Isn’t this precisely what happens over and over again in the Bible? They let trust die in their hearts and thus act from fear rather than from love. The story of Jonah is precisely this played out in miniature. They act with pusillanimous souls and nearly always meets with disasters: Cain fears he will not have enough so he offers something less than his best and it drives him to envy, Abraham fears sterility that God will not be faithful, Jacob fears the wrath of his brother, Moses fears the people, Aaron so desperately wants to be liked that he falls into idolatry, David at the end of his life fears battle and fears ill repute and becomes an adulterer and murderer. Good as they were they often forget to trust God.
But this is our story as well friends; we fear things and we sin as well. Fearing loneliness and isolation – that God is not enough for us – many resign themselves to lust with themselves or others.

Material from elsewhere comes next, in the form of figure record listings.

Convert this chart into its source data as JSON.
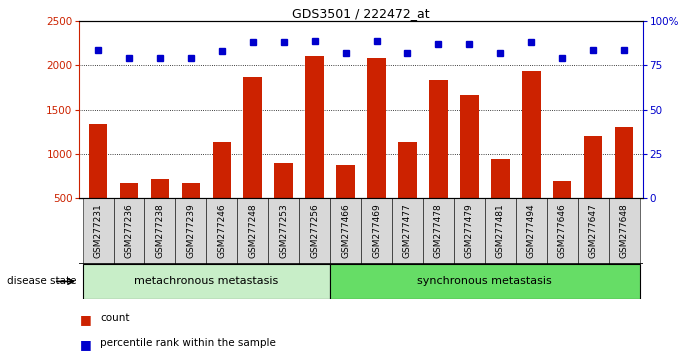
{
  "title": "GDS3501 / 222472_at",
  "samples": [
    "GSM277231",
    "GSM277236",
    "GSM277238",
    "GSM277239",
    "GSM277246",
    "GSM277248",
    "GSM277253",
    "GSM277256",
    "GSM277466",
    "GSM277469",
    "GSM277477",
    "GSM277478",
    "GSM277479",
    "GSM277481",
    "GSM277494",
    "GSM277646",
    "GSM277647",
    "GSM277648"
  ],
  "counts": [
    1340,
    670,
    720,
    670,
    1130,
    1870,
    900,
    2110,
    870,
    2080,
    1130,
    1840,
    1670,
    940,
    1940,
    690,
    1200,
    1300
  ],
  "percentile": [
    84,
    79,
    79,
    79,
    83,
    88,
    88,
    89,
    82,
    89,
    82,
    87,
    87,
    82,
    88,
    79,
    84,
    84
  ],
  "group1_label": "metachronous metastasis",
  "group1_count": 8,
  "group2_label": "synchronous metastasis",
  "group2_count": 10,
  "bar_color": "#cc2200",
  "dot_color": "#0000cc",
  "ylim_left": [
    500,
    2500
  ],
  "ylim_right": [
    0,
    100
  ],
  "yticks_left": [
    500,
    1000,
    1500,
    2000,
    2500
  ],
  "yticks_right": [
    0,
    25,
    50,
    75,
    100
  ],
  "tick_bg_color": "#d8d8d8",
  "group1_bg": "#c8eec8",
  "group2_bg": "#66dd66",
  "disease_state_label": "disease state",
  "legend_count_label": "count",
  "legend_percentile_label": "percentile rank within the sample"
}
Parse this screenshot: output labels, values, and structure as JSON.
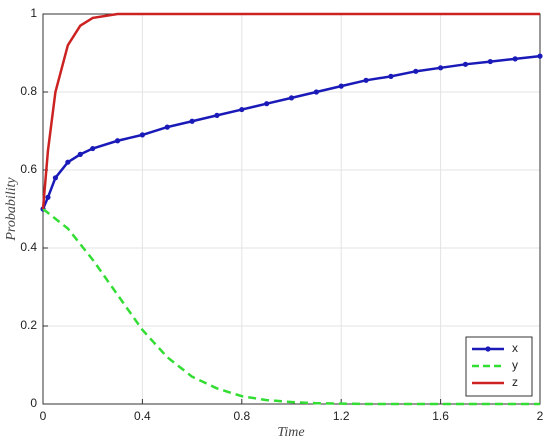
{
  "chart_data": {
    "type": "line",
    "xlabel": "Time",
    "ylabel": "Probability",
    "x": [
      0,
      0.02,
      0.05,
      0.1,
      0.15,
      0.2,
      0.3,
      0.4,
      0.5,
      0.6,
      0.7,
      0.8,
      0.9,
      1.0,
      1.1,
      1.2,
      1.3,
      1.4,
      1.5,
      1.6,
      1.7,
      1.8,
      1.9,
      2.0
    ],
    "series": [
      {
        "name": "x",
        "color": "#1a1ab8",
        "style": "solid",
        "marker": true,
        "values": [
          0.5,
          0.53,
          0.58,
          0.62,
          0.64,
          0.655,
          0.675,
          0.69,
          0.71,
          0.725,
          0.74,
          0.755,
          0.77,
          0.785,
          0.8,
          0.815,
          0.83,
          0.84,
          0.853,
          0.862,
          0.871,
          0.878,
          0.885,
          0.892
        ]
      },
      {
        "name": "y",
        "color": "#33dd33",
        "style": "dashed",
        "marker": false,
        "values": [
          0.5,
          0.49,
          0.475,
          0.45,
          0.41,
          0.37,
          0.28,
          0.19,
          0.12,
          0.07,
          0.04,
          0.02,
          0.01,
          0.005,
          0.002,
          0.001,
          0,
          0,
          0,
          0,
          0,
          0,
          0,
          0
        ]
      },
      {
        "name": "z",
        "color": "#cc2222",
        "style": "solid",
        "marker": false,
        "values": [
          0.5,
          0.65,
          0.8,
          0.92,
          0.97,
          0.99,
          1,
          1,
          1,
          1,
          1,
          1,
          1,
          1,
          1,
          1,
          1,
          1,
          1,
          1,
          1,
          1,
          1,
          1
        ]
      }
    ],
    "xlim": [
      0,
      2
    ],
    "ylim": [
      0,
      1
    ],
    "xticks": [
      0,
      0.4,
      0.8,
      1.2,
      1.6,
      2
    ],
    "yticks": [
      0,
      0.2,
      0.4,
      0.6,
      0.8,
      1
    ],
    "grid": true,
    "legend": "lower right"
  }
}
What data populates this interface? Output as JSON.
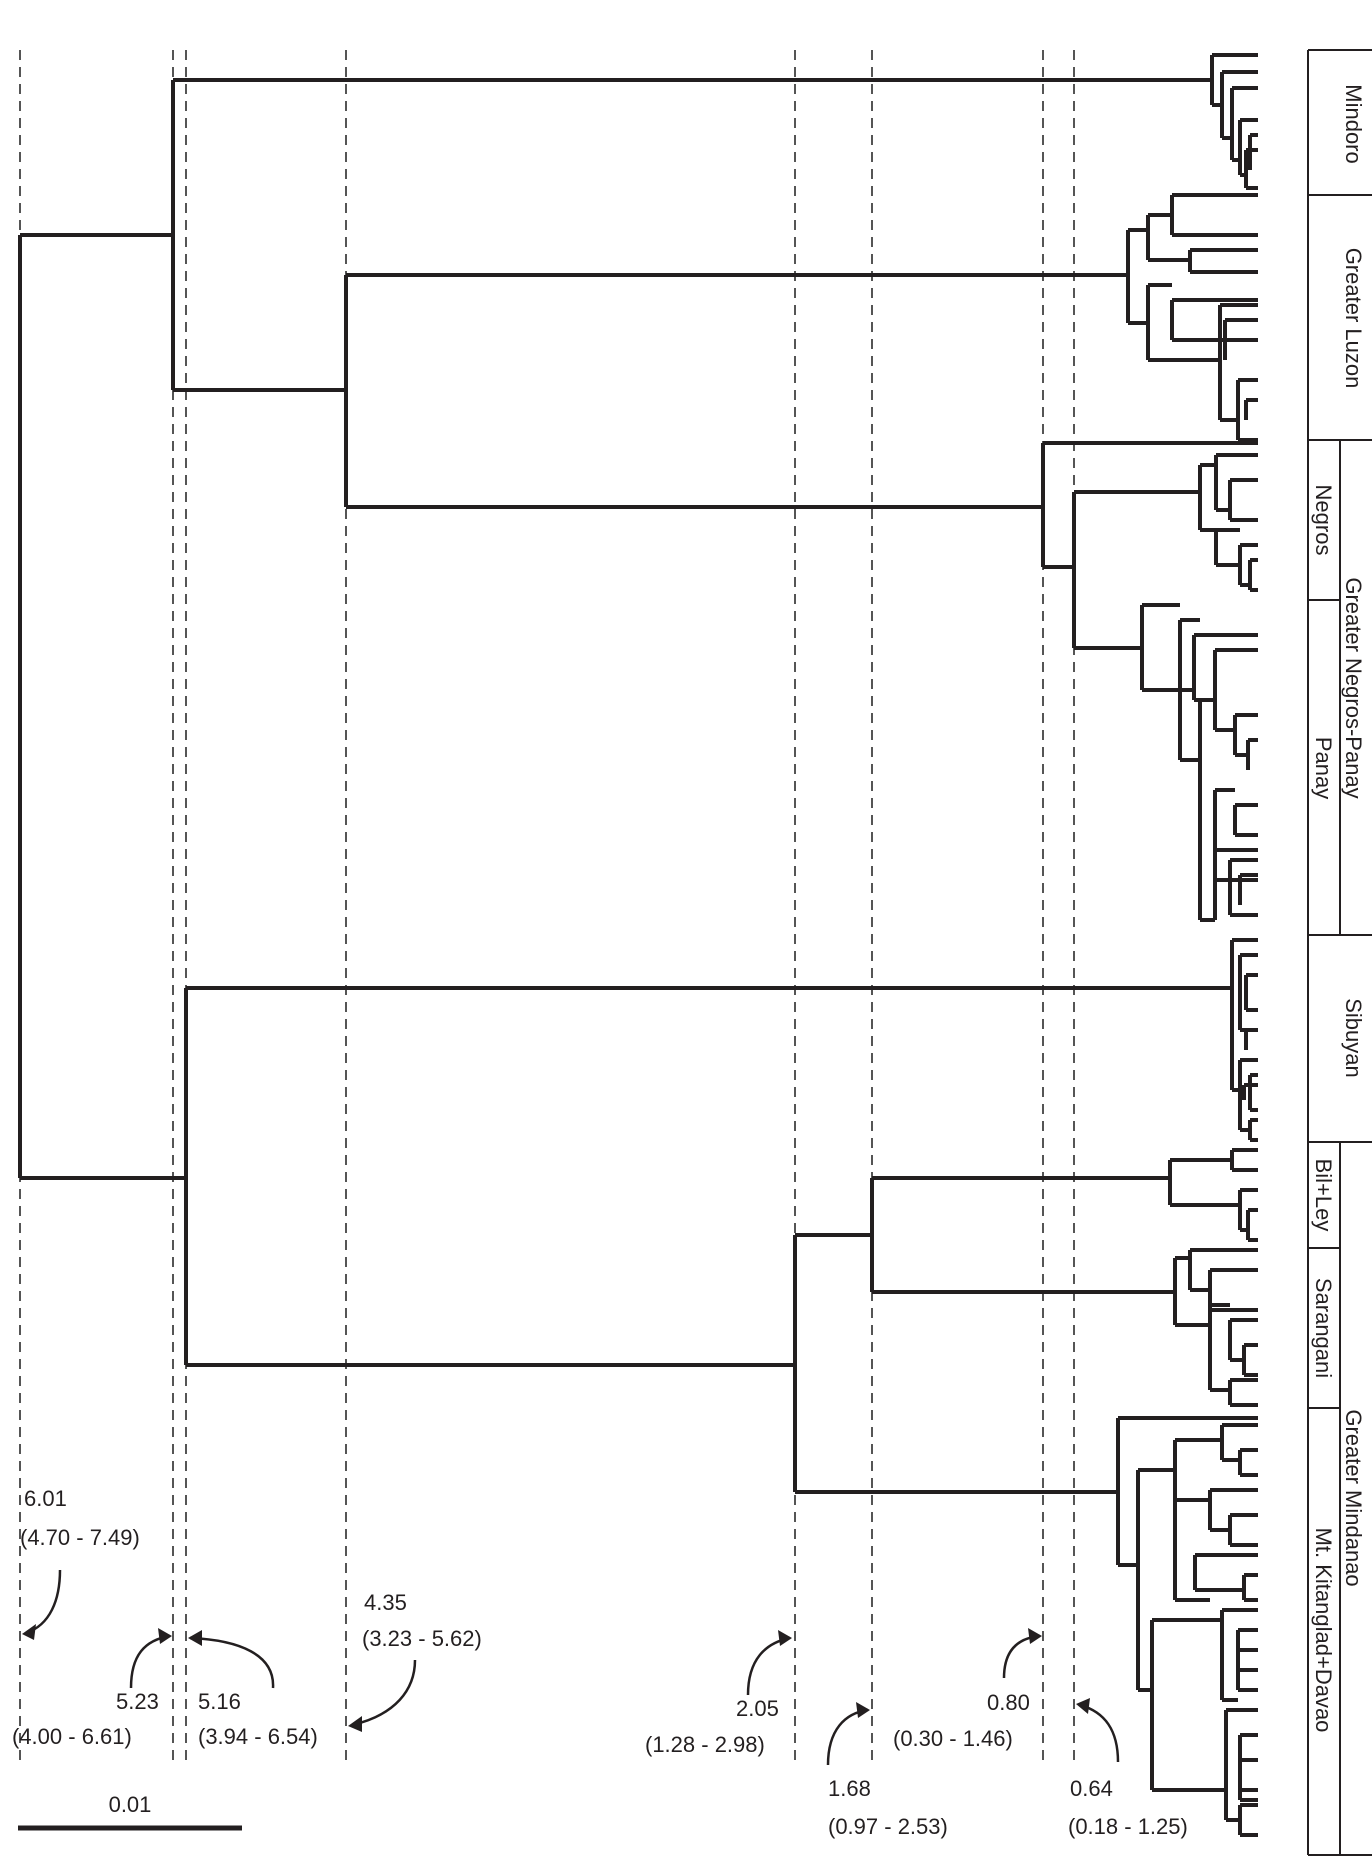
{
  "scale_bar": {
    "label": "0.01"
  },
  "divergence_nodes": [
    {
      "age": "6.01",
      "interval": "(4.70 - 7.49)"
    },
    {
      "age": "5.23",
      "interval": "(4.00 - 6.61)"
    },
    {
      "age": "5.16",
      "interval": "(3.94 - 6.54)"
    },
    {
      "age": "4.35",
      "interval": "(3.23 - 5.62)"
    },
    {
      "age": "2.05",
      "interval": "(1.28 - 2.98)"
    },
    {
      "age": "1.68",
      "interval": "(0.97 - 2.53)"
    },
    {
      "age": "0.80",
      "interval": "(0.30 - 1.46)"
    },
    {
      "age": "0.64",
      "interval": "(0.18 - 1.25)"
    }
  ],
  "regions": {
    "mindoro": "Mindoro",
    "greater_luzon": "Greater Luzon",
    "negros": "Negros",
    "greater_negros_panay": "Greater Negros-Panay",
    "panay": "Panay",
    "sibuyan": "Sibuyan",
    "bil_ley": "Bil+Ley",
    "sarangani": "Sarangani",
    "greater_mindanao": "Greater Mindanao",
    "kitanglad_davao": "Mt. Kitanglad+Davao"
  },
  "colors": {
    "line": "#231f20",
    "dashed": "#555555",
    "background": "#ffffff"
  }
}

Many become addicted to social media and to comparisons. Fearing dishonor before others many of us hide our faith. We fear we will not have enough and so we are not generous.
Fearing rather than trusting is at the heart of much of our sin.
Christ gives us the key to breaking the bonds of fear in the second command today, “Believe in the Good News.” He may as well say, believe in me, for he is the Good News.
The opposite of the fearful pusillanimous soul is the magnanimous soul – the soul who trusting in God sets out for true greatness. A greatness only possible when man and woman recognize they are loved completely by God.
Believing, which is the act of faith, is not so much assenting to a set of propositions, but rather trusting in a person. A person moves us to trust in a way a proposition never can. Christ tells us to believe in Him, to accept the Gospel – the Good news.
Trust like this is displayed prominently and profoundly praised in the Gospels. Whenever someone comes to him with an attitude of trust, Christ heals them or the ones they love.
For Christians magnanimity and humility are intimately connected with each other. We speak with a soul which praises the Lord for what he has done in us.
Consider the boldness of the Roman centurion and the leper.
Two different statuses and the both come and ask and trust. Both are praised for their trust. Domine non sum dignus, sed tantum dic verbo. The words of a Roman are repeated every time come to Mass.
The liturgy teaches us how to do this everything we are here: Here is the greatest type of magnanimity. We do not fear, we trust. Consider: To you therefore most merciful Father. That is a magnanimous statement. Lift up your hearts! We lift them up to the Lord. What greatness! At the saviours command and formed by Divine teaching.